LONDON—At a briefing here today, the British Neuroscience Association (BNA) warned that a planned 20% cut in funding for neuroscience by the Biotechnology and Biological Sciences Research Council (BBSRC) will drive an estimated 100 researchers in the field from the United Kingdom and weaken the nation in a scientific discipline in which it has traditionally excelled. In a letter addressed to Tom Blundell, chair of the council of the BBSRC, which more than 100 neuroscientists put their name to, BNA protested the funding cut and called for its reconsideration.

In January, BBSRC revealed its plans to prioritize particular research disciplines that it believes will help address major challenges to future society. BBSRC’s favored themes include: food security, bioenergy and industrial biotechnology and basic bioscience underpinning health and wellbeing. The Council said that meant that neuroscience, which currently accounts for 13% of grant funding (amounting to £150 million), will receive less funding. BBSRC’s head Douglas Kell recently defended the cut in a blog post.

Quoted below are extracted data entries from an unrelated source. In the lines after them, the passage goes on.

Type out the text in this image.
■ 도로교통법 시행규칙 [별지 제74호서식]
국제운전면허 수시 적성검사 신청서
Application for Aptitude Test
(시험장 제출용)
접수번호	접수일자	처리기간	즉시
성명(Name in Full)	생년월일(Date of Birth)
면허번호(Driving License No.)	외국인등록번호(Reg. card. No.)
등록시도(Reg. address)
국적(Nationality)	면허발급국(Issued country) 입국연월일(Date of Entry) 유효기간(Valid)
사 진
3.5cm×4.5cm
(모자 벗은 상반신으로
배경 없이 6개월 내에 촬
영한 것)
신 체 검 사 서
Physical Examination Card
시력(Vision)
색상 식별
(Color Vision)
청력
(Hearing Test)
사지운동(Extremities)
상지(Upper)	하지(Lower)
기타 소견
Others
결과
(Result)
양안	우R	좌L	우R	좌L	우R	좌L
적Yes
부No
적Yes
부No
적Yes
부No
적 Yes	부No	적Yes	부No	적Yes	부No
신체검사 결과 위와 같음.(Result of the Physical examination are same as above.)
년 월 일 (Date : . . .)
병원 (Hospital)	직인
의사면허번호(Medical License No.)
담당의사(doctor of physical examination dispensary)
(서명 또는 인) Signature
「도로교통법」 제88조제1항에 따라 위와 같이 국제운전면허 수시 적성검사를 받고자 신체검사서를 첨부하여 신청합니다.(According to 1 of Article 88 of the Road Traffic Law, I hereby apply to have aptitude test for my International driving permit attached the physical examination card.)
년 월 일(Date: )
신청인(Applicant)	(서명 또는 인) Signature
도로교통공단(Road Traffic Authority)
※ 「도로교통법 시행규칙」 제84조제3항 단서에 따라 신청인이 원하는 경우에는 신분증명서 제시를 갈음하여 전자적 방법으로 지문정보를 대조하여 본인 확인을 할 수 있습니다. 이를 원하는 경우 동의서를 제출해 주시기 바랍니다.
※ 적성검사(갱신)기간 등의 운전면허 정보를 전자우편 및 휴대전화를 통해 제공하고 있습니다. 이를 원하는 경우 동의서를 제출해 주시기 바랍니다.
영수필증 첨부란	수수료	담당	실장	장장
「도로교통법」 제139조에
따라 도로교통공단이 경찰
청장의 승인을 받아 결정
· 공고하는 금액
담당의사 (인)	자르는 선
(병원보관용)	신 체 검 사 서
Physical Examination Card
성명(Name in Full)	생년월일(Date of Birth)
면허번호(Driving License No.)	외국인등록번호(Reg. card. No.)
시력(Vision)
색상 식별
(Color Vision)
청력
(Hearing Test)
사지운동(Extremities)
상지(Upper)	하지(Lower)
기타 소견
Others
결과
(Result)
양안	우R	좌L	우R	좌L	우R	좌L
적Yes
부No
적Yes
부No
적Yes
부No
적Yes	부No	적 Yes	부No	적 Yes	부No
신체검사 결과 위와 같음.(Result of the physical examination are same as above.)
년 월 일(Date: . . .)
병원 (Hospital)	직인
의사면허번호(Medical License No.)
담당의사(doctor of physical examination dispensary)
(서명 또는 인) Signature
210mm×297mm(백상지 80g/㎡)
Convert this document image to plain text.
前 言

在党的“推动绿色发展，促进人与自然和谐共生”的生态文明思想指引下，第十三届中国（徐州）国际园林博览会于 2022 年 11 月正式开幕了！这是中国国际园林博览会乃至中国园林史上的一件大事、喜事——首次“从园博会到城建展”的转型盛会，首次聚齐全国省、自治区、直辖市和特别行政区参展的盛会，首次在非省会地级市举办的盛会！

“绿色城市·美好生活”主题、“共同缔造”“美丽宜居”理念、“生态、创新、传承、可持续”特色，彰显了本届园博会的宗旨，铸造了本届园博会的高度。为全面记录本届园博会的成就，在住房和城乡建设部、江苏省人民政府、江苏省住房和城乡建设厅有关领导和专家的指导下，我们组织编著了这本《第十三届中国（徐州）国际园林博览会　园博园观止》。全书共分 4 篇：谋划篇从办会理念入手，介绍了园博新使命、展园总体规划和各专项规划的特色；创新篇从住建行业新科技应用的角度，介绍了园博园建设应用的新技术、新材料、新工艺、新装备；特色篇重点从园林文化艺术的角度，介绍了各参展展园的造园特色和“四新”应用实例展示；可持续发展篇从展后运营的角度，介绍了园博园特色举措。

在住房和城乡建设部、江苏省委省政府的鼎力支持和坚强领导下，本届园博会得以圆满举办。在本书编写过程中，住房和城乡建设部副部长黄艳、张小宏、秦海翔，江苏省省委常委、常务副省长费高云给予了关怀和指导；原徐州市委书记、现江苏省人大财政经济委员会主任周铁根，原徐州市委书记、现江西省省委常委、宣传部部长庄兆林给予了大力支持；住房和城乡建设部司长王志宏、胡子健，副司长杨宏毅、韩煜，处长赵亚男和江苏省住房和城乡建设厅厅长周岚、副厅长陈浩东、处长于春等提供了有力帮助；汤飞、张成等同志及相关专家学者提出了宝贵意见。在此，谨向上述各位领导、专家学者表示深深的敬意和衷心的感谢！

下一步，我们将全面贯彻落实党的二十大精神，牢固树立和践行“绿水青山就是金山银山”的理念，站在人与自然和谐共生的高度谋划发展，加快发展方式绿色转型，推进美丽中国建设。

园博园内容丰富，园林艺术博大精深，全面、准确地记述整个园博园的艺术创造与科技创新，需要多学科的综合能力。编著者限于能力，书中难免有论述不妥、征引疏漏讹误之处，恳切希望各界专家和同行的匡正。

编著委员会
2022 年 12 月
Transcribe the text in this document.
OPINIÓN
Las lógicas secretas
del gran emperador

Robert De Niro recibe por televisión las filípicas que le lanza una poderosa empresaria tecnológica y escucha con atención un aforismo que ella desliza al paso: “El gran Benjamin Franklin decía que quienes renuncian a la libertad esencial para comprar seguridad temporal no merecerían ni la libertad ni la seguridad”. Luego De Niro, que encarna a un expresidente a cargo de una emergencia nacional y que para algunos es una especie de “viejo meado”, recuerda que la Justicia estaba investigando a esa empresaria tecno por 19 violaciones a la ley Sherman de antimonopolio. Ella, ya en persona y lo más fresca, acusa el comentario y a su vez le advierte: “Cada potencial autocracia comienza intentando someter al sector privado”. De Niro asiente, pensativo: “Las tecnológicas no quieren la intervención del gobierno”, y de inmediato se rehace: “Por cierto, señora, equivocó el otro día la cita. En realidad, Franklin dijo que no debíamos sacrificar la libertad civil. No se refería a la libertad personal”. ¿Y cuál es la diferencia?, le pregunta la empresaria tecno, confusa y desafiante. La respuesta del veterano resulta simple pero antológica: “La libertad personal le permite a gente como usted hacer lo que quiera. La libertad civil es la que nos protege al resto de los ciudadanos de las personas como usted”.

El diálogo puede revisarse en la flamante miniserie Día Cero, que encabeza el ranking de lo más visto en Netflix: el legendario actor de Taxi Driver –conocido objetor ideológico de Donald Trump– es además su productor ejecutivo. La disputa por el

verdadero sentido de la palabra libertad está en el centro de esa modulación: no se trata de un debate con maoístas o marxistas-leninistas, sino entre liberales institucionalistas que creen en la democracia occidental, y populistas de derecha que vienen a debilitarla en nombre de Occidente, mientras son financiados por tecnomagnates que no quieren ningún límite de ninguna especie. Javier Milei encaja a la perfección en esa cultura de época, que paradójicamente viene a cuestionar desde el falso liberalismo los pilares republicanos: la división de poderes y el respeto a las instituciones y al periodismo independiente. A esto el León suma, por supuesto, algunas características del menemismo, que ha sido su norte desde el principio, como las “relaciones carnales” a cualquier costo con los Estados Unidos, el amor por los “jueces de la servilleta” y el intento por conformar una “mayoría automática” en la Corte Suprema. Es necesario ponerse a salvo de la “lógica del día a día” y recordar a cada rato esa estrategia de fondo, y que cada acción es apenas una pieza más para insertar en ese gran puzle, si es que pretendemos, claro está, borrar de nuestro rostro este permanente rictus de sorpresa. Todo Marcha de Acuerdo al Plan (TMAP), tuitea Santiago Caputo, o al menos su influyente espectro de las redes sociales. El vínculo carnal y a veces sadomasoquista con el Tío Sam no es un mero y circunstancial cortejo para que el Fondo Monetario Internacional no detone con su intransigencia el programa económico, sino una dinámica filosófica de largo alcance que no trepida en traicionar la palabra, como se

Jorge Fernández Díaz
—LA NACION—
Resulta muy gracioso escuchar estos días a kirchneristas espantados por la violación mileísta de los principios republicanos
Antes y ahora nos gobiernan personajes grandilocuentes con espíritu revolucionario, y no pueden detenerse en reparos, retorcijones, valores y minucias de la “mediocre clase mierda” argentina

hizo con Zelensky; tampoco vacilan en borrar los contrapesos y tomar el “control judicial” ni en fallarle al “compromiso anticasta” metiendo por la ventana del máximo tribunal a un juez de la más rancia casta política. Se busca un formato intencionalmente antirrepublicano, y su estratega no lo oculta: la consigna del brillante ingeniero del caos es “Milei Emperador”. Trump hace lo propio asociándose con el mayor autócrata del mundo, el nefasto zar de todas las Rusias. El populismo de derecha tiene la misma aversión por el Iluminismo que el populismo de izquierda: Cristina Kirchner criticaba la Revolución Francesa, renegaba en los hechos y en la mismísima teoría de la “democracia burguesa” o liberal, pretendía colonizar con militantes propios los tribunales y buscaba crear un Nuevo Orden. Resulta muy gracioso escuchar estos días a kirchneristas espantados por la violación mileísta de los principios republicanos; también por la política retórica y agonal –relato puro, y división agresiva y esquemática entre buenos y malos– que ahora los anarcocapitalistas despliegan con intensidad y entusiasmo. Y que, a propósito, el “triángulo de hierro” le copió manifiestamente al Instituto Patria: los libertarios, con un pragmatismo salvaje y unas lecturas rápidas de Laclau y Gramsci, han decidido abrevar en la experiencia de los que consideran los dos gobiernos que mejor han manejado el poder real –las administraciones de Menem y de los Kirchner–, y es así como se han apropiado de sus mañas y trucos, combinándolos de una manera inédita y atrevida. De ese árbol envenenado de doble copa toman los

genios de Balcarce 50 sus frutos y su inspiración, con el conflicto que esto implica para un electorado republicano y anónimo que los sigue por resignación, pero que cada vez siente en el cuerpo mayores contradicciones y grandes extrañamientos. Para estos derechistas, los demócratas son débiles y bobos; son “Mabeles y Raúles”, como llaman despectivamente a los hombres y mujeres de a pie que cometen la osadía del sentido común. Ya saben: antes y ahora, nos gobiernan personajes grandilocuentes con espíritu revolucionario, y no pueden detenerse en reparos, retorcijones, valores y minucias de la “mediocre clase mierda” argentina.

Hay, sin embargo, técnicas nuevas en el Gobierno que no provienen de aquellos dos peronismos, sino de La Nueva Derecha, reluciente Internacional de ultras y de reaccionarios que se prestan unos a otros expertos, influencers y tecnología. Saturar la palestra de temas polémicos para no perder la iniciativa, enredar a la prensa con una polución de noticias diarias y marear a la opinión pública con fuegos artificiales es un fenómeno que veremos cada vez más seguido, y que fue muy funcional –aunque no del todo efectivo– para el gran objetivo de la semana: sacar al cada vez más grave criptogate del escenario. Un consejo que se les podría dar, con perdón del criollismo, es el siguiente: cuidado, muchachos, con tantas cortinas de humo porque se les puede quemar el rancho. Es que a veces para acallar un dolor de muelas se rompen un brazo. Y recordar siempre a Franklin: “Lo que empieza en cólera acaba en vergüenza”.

BNA says that BBSRC’s reprioritization smacks of a desperate measure to balance the books, and that the field of neuroscience is being penalized for being successful. British neuroscientists contend that they have a great track record, helping to explain brain illnesses such as motor neuron, Parkinson’s, and Alzheimer’s diseases, and develop many important drugs such as Fluoxetine, the widely used antidepressant known as Prozac. Eli Lilly, a U.S.-based pharmaceutical company, found that neuroscience research in the south of England was the most cited globally.